Background and purpose
John Cunningham virus (JCV) seropositivity is a risk factor for the development of natalizumab‐associated progressive multifocal leukoencephalopathy (PML) in multiple sclerosis ...(MS) patients. When JCV seronegative patients seroconvert, their risk of developing PML increases. Limited longitudinal data exist about the seroconversion rate amongst natalizumab‐treated relapsing−remitting MS (RRMS) patients. Our objective was to evaluate the seroconversion rate in a large Dutch cohort of natalizumab‐treated RRMS patients. Seroconversion was defined as at least two consecutive seropositive serum samples (or cessation of therapy after a single seropositive sample because of seropositivity) after initial seronegative testing.
Methods and results
In our study of 179 patients for whom longitudinal blood samples were available over a long period (median 4.2 years), anti‐JCV antibody indices were measured in 933 available samples. Eighty‐six patients (48.0%) tested seronegative initially. Of these 86 seronegative patients, 23 patients (26.7%) seroconverted during follow‐up. The annualized seroconversion rate was 7.1%. Seroconversion occurred between 9 and 90 months (median 43 months) of treatment. The rate of seroconversion was independent of follow‐up duration.
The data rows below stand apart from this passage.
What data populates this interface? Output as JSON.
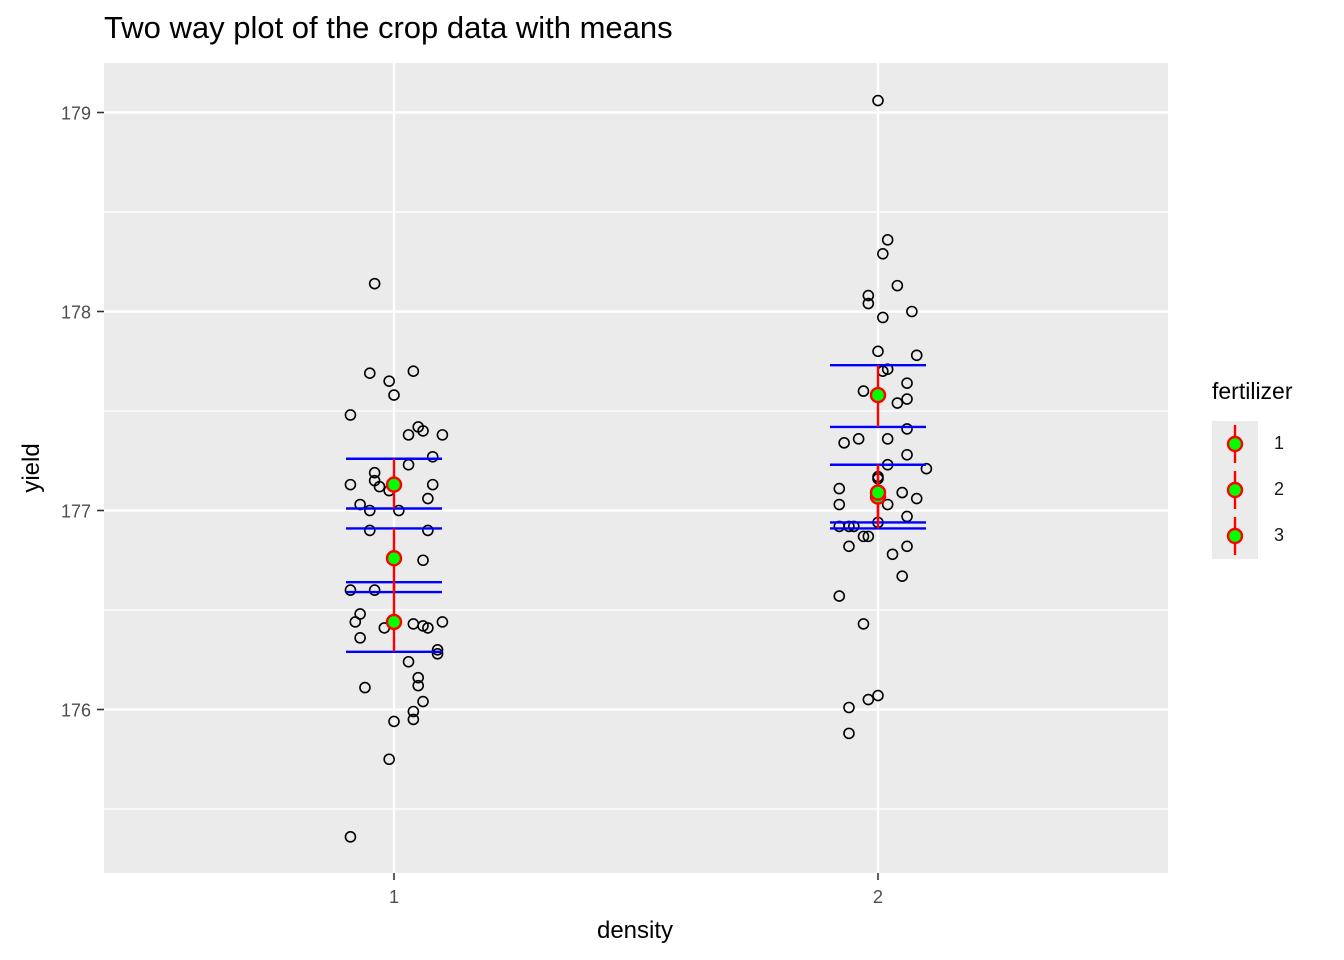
{
  "chart_data": {
    "type": "scatter",
    "title": "Two way plot of the crop data with means",
    "xlabel": "density",
    "ylabel": "yield",
    "x_categories": [
      "1",
      "2"
    ],
    "ylim": [
      175.25,
      179.25
    ],
    "y_ticks": [
      176,
      177,
      178,
      179
    ],
    "grid": true,
    "legend": {
      "title": "fertilizer",
      "placement": "right",
      "entries": [
        "1",
        "2",
        "3"
      ]
    },
    "colors": {
      "panel": "#ebebeb",
      "grid": "#ffffff",
      "mean_point_fill": "#00ff00",
      "mean_point_outline": "#ff0000",
      "errorbar": "#ff0000",
      "ci_lines": "#0000ff",
      "raw_points": "#000000"
    },
    "raw_points": [
      {
        "x": 0.91,
        "y": 175.36
      },
      {
        "x": 0.99,
        "y": 175.75
      },
      {
        "x": 1.0,
        "y": 175.94
      },
      {
        "x": 1.04,
        "y": 175.95
      },
      {
        "x": 1.04,
        "y": 175.99
      },
      {
        "x": 1.06,
        "y": 176.04
      },
      {
        "x": 0.94,
        "y": 176.11
      },
      {
        "x": 1.05,
        "y": 176.12
      },
      {
        "x": 1.05,
        "y": 176.16
      },
      {
        "x": 1.03,
        "y": 176.24
      },
      {
        "x": 1.09,
        "y": 176.28
      },
      {
        "x": 1.09,
        "y": 176.3
      },
      {
        "x": 0.93,
        "y": 176.36
      },
      {
        "x": 0.98,
        "y": 176.41
      },
      {
        "x": 1.07,
        "y": 176.41
      },
      {
        "x": 1.06,
        "y": 176.42
      },
      {
        "x": 1.04,
        "y": 176.43
      },
      {
        "x": 0.92,
        "y": 176.44
      },
      {
        "x": 1.1,
        "y": 176.44
      },
      {
        "x": 0.93,
        "y": 176.48
      },
      {
        "x": 0.91,
        "y": 176.6
      },
      {
        "x": 0.96,
        "y": 176.6
      },
      {
        "x": 1.06,
        "y": 176.75
      },
      {
        "x": 0.95,
        "y": 176.9
      },
      {
        "x": 1.07,
        "y": 176.9
      },
      {
        "x": 0.95,
        "y": 177.0
      },
      {
        "x": 1.01,
        "y": 177.0
      },
      {
        "x": 0.93,
        "y": 177.03
      },
      {
        "x": 1.07,
        "y": 177.06
      },
      {
        "x": 0.99,
        "y": 177.1
      },
      {
        "x": 0.97,
        "y": 177.12
      },
      {
        "x": 0.91,
        "y": 177.13
      },
      {
        "x": 1.08,
        "y": 177.13
      },
      {
        "x": 0.96,
        "y": 177.15
      },
      {
        "x": 0.96,
        "y": 177.19
      },
      {
        "x": 1.03,
        "y": 177.23
      },
      {
        "x": 1.08,
        "y": 177.27
      },
      {
        "x": 1.03,
        "y": 177.38
      },
      {
        "x": 1.1,
        "y": 177.38
      },
      {
        "x": 1.06,
        "y": 177.4
      },
      {
        "x": 1.05,
        "y": 177.42
      },
      {
        "x": 0.91,
        "y": 177.48
      },
      {
        "x": 1.0,
        "y": 177.58
      },
      {
        "x": 0.99,
        "y": 177.65
      },
      {
        "x": 0.95,
        "y": 177.69
      },
      {
        "x": 1.04,
        "y": 177.7
      },
      {
        "x": 0.96,
        "y": 178.14
      },
      {
        "x": 1.94,
        "y": 175.88
      },
      {
        "x": 1.94,
        "y": 176.01
      },
      {
        "x": 1.98,
        "y": 176.05
      },
      {
        "x": 2.0,
        "y": 176.07
      },
      {
        "x": 1.97,
        "y": 176.43
      },
      {
        "x": 1.92,
        "y": 176.57
      },
      {
        "x": 2.05,
        "y": 176.67
      },
      {
        "x": 2.03,
        "y": 176.78
      },
      {
        "x": 1.94,
        "y": 176.82
      },
      {
        "x": 2.06,
        "y": 176.82
      },
      {
        "x": 1.97,
        "y": 176.87
      },
      {
        "x": 1.98,
        "y": 176.87
      },
      {
        "x": 1.92,
        "y": 176.92
      },
      {
        "x": 1.94,
        "y": 176.92
      },
      {
        "x": 1.95,
        "y": 176.92
      },
      {
        "x": 2.0,
        "y": 176.94
      },
      {
        "x": 2.06,
        "y": 176.97
      },
      {
        "x": 1.92,
        "y": 177.03
      },
      {
        "x": 2.02,
        "y": 177.03
      },
      {
        "x": 2.08,
        "y": 177.06
      },
      {
        "x": 2.05,
        "y": 177.09
      },
      {
        "x": 1.92,
        "y": 177.11
      },
      {
        "x": 2.0,
        "y": 177.16
      },
      {
        "x": 2.0,
        "y": 177.17
      },
      {
        "x": 2.1,
        "y": 177.21
      },
      {
        "x": 2.02,
        "y": 177.23
      },
      {
        "x": 2.06,
        "y": 177.28
      },
      {
        "x": 1.93,
        "y": 177.34
      },
      {
        "x": 1.96,
        "y": 177.36
      },
      {
        "x": 2.02,
        "y": 177.36
      },
      {
        "x": 2.06,
        "y": 177.41
      },
      {
        "x": 2.04,
        "y": 177.54
      },
      {
        "x": 2.06,
        "y": 177.56
      },
      {
        "x": 1.97,
        "y": 177.6
      },
      {
        "x": 2.06,
        "y": 177.64
      },
      {
        "x": 2.01,
        "y": 177.7
      },
      {
        "x": 2.02,
        "y": 177.71
      },
      {
        "x": 2.08,
        "y": 177.78
      },
      {
        "x": 2.0,
        "y": 177.8
      },
      {
        "x": 2.07,
        "y": 178.0
      },
      {
        "x": 2.01,
        "y": 177.97
      },
      {
        "x": 1.98,
        "y": 178.04
      },
      {
        "x": 1.98,
        "y": 178.08
      },
      {
        "x": 2.04,
        "y": 178.13
      },
      {
        "x": 2.01,
        "y": 178.29
      },
      {
        "x": 2.02,
        "y": 178.36
      },
      {
        "x": 2.0,
        "y": 179.06
      }
    ],
    "means": [
      {
        "density": "1",
        "fertilizer": "1",
        "mean": 176.76,
        "ci_low": 176.59,
        "ci_high": 176.91
      },
      {
        "density": "1",
        "fertilizer": "2",
        "mean": 176.44,
        "ci_low": 176.29,
        "ci_high": 176.64
      },
      {
        "density": "1",
        "fertilizer": "3",
        "mean": 177.13,
        "ci_low": 177.01,
        "ci_high": 177.26
      },
      {
        "density": "2",
        "fertilizer": "1",
        "mean": 177.58,
        "ci_low": 177.42,
        "ci_high": 177.73
      },
      {
        "density": "2",
        "fertilizer": "2",
        "mean": 177.07,
        "ci_low": 176.91,
        "ci_high": 177.23
      },
      {
        "density": "2",
        "fertilizer": "3",
        "mean": 177.09,
        "ci_low": 176.94,
        "ci_high": 177.23
      }
    ]
  }
}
No significant increase was seen in the anti‐JCV antibody index in the non‐converting patients during the follow‐up.
Conclusion
The annualized seroconversion rate of 7.1% in patients using natalizumab, cumulatively leading to more than 25% of seronegative patients becoming seropositive in 4 years, is of clinical relevance and should be taken into account in the risk assessment when considering the start of natalizumab therapy.